My first thought, and I mean first thought, was my children: what the hell would I do if something like that happened to me? My second thought was a scolding -- to myself for having judged this woman before I'd even had all the facts.
Now, I'm a writer's writer. I believe that everything is a story. Barbara Kingsolver's quote kind of re-affirmed that for me. I am never without a pen and a piece of paper because stories always seem to find me. In fact, in my purse are both my writing journal and a set of index cards because my Musze knows that I am equipped no matter where I go and she often visits me when I'm on the go. Yea, nice sense of humor she has. Anyhow.....as I was driving home and thinking about this woman I thought about Barbara's quote. Where is the story in this? I asked myself. This is not a story. This is a tragedy that could happen to anyone of us at any given time. No, this was not a story I wanted to tell or even entertain. That's it, I told the Musze, leave it alone.
But nothing this powerful can escape the ready mind. When I say ready mind, I am speaking about the mind that is open to infinite wisdom and possibility....the mind that ponders, dreams, wishes, stretches possibilities....that's the kind of mind I have....always thinking.
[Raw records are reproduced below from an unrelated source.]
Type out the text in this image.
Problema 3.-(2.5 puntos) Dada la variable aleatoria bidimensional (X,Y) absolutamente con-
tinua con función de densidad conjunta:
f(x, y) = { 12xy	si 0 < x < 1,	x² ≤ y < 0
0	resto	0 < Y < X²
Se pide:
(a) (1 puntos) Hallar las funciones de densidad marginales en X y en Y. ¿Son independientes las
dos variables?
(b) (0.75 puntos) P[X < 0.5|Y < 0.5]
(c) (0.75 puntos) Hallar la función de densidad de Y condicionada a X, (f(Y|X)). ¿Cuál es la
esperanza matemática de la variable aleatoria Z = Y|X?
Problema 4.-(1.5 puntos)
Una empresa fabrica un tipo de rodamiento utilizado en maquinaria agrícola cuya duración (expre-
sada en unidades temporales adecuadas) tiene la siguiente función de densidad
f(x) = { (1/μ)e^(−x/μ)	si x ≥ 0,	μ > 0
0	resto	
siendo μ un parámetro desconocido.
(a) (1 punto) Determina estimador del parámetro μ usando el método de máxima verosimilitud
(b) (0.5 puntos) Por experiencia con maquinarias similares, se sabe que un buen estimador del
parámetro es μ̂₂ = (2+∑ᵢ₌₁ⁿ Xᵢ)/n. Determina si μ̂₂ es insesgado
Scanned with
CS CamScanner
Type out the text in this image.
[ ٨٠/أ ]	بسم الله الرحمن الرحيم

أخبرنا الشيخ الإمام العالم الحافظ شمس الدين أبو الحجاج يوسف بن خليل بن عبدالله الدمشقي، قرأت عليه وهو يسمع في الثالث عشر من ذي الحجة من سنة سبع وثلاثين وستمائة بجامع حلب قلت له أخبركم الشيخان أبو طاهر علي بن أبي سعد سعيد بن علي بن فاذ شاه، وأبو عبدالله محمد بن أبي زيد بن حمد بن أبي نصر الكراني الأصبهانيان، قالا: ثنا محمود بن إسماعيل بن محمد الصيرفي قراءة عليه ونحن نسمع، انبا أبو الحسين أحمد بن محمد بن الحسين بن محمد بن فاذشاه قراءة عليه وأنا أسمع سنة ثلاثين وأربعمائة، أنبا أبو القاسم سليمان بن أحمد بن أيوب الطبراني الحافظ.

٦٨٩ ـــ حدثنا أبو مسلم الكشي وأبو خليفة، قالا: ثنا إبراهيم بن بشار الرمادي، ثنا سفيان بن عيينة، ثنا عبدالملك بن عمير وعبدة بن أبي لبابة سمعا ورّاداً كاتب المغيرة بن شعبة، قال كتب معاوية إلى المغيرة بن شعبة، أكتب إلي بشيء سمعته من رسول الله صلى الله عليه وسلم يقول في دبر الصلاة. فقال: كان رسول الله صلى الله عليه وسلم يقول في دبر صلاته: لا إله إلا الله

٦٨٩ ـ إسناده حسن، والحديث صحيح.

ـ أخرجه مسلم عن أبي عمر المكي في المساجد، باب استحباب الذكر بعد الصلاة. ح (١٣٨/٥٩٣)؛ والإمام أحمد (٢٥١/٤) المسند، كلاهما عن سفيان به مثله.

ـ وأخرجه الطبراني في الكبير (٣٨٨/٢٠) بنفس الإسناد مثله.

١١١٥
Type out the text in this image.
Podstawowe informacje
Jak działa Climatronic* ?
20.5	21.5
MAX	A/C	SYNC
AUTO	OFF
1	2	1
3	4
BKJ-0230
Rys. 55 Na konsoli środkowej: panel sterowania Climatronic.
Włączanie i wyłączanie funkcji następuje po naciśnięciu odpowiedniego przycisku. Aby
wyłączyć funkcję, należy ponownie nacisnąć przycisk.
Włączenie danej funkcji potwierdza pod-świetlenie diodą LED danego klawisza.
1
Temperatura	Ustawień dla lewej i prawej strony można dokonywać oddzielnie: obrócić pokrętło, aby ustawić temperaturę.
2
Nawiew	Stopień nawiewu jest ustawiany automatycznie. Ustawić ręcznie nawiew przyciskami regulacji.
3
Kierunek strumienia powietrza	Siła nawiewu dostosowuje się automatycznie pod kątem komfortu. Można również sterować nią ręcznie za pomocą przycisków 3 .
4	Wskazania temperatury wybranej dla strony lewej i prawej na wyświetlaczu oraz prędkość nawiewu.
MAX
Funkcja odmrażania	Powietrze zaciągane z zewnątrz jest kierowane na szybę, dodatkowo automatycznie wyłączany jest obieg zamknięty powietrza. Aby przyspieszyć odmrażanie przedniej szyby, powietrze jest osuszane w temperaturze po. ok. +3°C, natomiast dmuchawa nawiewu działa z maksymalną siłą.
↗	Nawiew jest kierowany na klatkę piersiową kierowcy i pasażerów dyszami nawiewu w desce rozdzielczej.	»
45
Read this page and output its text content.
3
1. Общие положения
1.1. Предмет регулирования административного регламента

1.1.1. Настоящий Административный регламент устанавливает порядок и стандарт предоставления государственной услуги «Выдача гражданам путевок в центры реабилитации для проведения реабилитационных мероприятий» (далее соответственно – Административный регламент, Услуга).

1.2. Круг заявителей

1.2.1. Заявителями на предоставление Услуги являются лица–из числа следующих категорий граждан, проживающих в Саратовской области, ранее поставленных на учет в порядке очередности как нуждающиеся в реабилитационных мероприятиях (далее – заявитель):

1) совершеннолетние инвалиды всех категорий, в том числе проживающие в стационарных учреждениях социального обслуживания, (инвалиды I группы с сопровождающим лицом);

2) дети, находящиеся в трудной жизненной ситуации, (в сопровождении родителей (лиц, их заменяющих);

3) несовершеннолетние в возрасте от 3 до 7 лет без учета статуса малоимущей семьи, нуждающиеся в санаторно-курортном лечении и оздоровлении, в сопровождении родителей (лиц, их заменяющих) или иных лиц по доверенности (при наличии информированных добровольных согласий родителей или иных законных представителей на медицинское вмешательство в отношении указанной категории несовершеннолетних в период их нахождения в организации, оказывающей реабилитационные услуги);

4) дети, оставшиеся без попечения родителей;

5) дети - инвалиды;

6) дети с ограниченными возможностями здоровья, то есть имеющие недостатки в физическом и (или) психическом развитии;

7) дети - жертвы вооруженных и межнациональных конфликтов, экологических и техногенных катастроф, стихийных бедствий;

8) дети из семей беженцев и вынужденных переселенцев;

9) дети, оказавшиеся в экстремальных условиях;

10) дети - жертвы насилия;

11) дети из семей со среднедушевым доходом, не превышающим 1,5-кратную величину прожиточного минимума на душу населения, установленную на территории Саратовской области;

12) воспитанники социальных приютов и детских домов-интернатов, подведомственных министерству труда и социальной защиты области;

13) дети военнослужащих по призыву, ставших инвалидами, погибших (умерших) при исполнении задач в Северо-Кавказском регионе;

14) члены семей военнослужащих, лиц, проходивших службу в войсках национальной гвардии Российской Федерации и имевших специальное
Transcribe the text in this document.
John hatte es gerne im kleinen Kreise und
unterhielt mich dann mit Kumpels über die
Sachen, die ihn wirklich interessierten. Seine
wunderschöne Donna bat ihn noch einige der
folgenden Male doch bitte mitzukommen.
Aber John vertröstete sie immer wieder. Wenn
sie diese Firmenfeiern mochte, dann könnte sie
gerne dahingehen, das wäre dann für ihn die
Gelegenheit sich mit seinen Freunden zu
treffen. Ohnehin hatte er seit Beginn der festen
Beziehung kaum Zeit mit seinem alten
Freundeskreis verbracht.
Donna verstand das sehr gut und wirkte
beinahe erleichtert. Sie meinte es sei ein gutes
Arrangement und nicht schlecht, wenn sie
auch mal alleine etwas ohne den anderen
Anyhow, this woman has not escaped me. And, like my first short story in which the narrator nagged the hell out of me until I wrote the story down....this woman is sitting in the back of my mind, waiting patiently for me to tell her story. Now, how will I do it? Will I speak somewhere about gun violence? Am I supposed to write an essay? Or is this a piece of fiction I should develop? Should she be put in the play that I've started sketching (more about that in another post). I don't know. I really don't. And until I do, I have to just let it alone.
I share this because I think that to be born with the gift of writing is such a tremendous blessing. Beyond the fame of having one's book on a shelf or being selected by a bookclub ... writing is so much deeper than that. Anyone can be famous...look at the clowns on the evening news. Jump off a building and BINGO! you're famous.
But to write a story (which I believe almost every story is to some degree degree autobiographical) and to take something tragic and turn it into something beautiful or moving or enlightening or empowering.....that's a tremendous blessing.
I am so grateful for my life. For my children. For my husband and my family. Beyond that, I am so grateful to be on the wisdom journey that I am on. I am grateful for the stories that seem to come from absolutely nowhere ..... but I'm learning that they DO come from somewhere.
I am grateful to be writing and recording and reading and listening. I am grateful to the elders -- Barbara Kingsolver, Alice Walker, Zora Neale Hurston --- whose quotes cover my wall and encourage me to keep along on this journey. I'm grateful for Bob Marley and Marvin Gaye, Erykah Badu and India Arie, Stevie Wonder and Miles Davis....Man, I'm so grateful to be alive.